Introduction
FastRadiomics (fastrad) is a modern, high-performance Python library designed for extracting radiomics features from medical images.
Built as a direct, highly optimized alternative to the widely used PyRadiomics library, fastrad achieves strict computational parity with PyRadiomics while enabling dramatically faster execution times. By implementing image feature extraction natively in PyTorch, fastrad bypasses the limitations of traditional CPU-bound scalar operations.
Why fastrad?
Traditional radiomics libraries, while scientifically robust and compliant with the Image Biomarker Standardisation Initiative (IBSI), often struggle to scale when processing large multi-modal datasets or high-resolution volumetric scans (like 512x512xN CT scans). This bottleneck can bring modern AI and machine learning pipelines to a halt.

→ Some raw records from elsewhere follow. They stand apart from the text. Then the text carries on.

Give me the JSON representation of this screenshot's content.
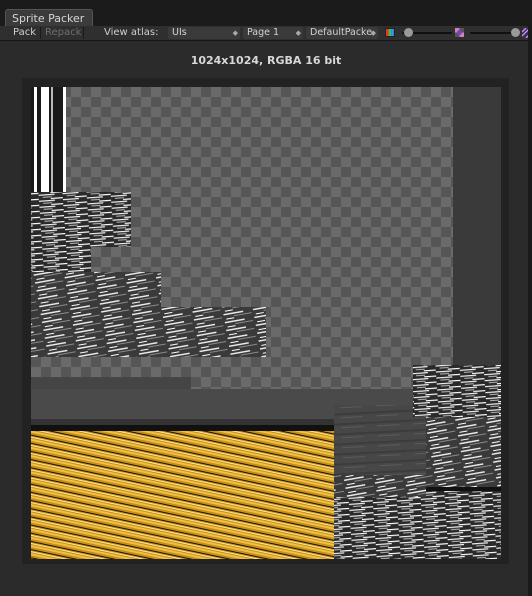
{
  "window": {
    "tab_title": "Sprite Packer"
  },
  "toolbar": {
    "pack_label": "Pack",
    "repack_label": "Repack",
    "view_atlas_label": "View atlas:",
    "atlas_select": "UIs",
    "page_select": "Page 1",
    "policy_select": "DefaultPacke",
    "icons": [
      "rgb-channels-icon",
      "alpha-channel-icon",
      "mip-stripes-icon"
    ]
  },
  "atlas_info": "1024x1024, RGBA 16 bit",
  "colors": {
    "sprite_gold": "#e2a623",
    "checker_light": "#6a6a6a",
    "checker_dark": "#565656"
  }
}
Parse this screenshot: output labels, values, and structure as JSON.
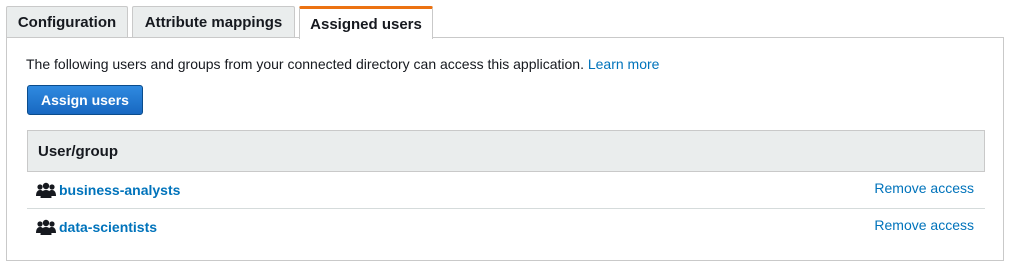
{
  "tabs": [
    {
      "label": "Configuration"
    },
    {
      "label": "Attribute mappings"
    },
    {
      "label": "Assigned users",
      "active": true
    }
  ],
  "panel": {
    "description": "The following users and groups from your connected directory can access this application.",
    "learn_more": "Learn more",
    "assign_button": "Assign users"
  },
  "table": {
    "header": "User/group",
    "rows": [
      {
        "name": "business-analysts",
        "icon": "group-icon",
        "action": "Remove access"
      },
      {
        "name": "data-scientists",
        "icon": "group-icon",
        "action": "Remove access"
      }
    ]
  },
  "colors": {
    "accent_tab": "#ec7211",
    "link": "#0073bb",
    "button": "#1868c1"
  }
}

fastrad solves this by treating radiomics feature extraction as a hardware-accelerated tensor problem:
Full Parity: Every single feature has been rigorously tested against PyRadiomics to ensure identical values extracted at high precision. You can swap fastrad into your existing scientific pipelines without degrading experimental validity.

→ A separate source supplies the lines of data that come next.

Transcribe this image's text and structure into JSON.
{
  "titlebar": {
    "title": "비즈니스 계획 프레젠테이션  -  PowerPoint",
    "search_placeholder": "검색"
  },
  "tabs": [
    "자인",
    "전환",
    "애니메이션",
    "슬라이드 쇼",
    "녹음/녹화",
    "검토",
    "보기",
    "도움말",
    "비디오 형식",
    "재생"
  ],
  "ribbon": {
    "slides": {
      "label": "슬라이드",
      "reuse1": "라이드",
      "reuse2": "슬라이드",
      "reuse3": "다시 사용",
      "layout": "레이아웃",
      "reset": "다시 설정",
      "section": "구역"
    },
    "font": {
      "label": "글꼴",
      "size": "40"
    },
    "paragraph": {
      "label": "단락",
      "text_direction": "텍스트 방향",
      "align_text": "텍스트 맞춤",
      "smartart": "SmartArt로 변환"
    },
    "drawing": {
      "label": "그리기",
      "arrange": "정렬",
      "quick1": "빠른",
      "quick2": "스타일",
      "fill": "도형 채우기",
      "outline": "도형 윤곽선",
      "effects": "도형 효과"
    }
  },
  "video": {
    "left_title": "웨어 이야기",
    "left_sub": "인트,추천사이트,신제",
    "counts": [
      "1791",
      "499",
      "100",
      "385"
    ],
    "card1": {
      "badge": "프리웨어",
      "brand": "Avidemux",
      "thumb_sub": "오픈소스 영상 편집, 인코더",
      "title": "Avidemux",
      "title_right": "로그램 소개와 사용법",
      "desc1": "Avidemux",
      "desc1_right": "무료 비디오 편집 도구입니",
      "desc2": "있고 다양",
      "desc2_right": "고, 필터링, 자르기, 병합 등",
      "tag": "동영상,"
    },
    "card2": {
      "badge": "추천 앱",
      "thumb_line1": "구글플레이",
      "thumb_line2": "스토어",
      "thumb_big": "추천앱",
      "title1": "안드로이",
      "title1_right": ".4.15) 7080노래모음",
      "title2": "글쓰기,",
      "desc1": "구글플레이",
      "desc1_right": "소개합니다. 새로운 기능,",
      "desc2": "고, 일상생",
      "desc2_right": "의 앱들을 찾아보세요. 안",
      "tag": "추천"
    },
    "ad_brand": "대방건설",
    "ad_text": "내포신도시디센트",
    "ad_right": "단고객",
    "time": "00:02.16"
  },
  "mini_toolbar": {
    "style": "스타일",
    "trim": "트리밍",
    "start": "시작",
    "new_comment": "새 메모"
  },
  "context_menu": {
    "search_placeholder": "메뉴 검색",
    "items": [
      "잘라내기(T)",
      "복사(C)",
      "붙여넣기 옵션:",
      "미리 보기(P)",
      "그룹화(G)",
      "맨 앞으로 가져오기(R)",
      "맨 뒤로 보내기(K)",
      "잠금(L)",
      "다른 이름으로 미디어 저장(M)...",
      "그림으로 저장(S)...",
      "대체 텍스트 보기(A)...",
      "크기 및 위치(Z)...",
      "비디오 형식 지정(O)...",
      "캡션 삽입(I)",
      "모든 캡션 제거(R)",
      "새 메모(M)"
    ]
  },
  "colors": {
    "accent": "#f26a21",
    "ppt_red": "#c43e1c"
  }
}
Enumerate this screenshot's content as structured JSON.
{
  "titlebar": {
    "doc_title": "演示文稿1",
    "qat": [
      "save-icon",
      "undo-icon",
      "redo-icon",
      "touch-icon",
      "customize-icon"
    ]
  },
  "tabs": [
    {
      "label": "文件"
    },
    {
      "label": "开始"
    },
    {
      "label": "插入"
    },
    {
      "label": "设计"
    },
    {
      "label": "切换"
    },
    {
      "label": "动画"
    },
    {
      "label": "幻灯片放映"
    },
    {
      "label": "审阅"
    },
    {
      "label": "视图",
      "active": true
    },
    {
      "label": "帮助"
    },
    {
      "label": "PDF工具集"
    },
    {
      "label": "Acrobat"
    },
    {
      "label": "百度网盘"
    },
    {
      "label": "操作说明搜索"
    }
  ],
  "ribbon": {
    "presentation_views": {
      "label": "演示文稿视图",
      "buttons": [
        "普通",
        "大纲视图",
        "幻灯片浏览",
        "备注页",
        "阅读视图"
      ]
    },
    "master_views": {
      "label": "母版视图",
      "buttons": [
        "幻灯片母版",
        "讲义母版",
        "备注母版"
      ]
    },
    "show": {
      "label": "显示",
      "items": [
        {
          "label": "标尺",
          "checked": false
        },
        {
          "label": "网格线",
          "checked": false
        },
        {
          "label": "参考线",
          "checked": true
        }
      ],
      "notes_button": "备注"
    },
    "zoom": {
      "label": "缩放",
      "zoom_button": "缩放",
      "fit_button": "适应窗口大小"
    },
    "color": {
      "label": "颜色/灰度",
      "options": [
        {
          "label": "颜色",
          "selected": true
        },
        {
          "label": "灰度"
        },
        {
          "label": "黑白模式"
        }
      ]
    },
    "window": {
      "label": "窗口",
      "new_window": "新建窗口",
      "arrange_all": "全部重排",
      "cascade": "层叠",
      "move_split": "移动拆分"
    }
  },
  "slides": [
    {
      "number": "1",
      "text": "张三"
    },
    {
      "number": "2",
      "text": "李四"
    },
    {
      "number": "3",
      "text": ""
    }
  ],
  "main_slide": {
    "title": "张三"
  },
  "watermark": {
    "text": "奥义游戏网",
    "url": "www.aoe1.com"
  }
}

Hardware Acceleration: Under the hood, fastrad leverages PyTorch block processing. This allows it to natively route extraction workloads across multi-core CPUs, CUDA-enabled NVIDIA GPUs, and even Apple Silicon (MPS).
Scalable Matrix Construction: Texture matrices (GLCM, GLRLM, GLSZM, GLDM, NGTDM) are notoriously slow to compute sequentially. fastrad heavily vectorizes these constructions.
Use Cases
High-Throughput Research: Compute features over cohorts of thousands of patients in a fraction of the time.
Real-Time Inference: Embed radiomics extractors seamlessly inside end-to-end PyTorch deep learning training loops or clinical deployment pipelines without facing severe CPU throttling.
Reproducible Science: Lean on our extensive unit-tests and stability analysis tools simulating adversarial 3D affine transformations to guarantee robust feature replication.
Note: Since statistical textural features demand extremely high 64-bit precision, CUDA or CPU are the primary recommended execution targets for perfect parity, as some PyTorch MPS (Apple Silicon) operations do not natively support FP64 operations yet.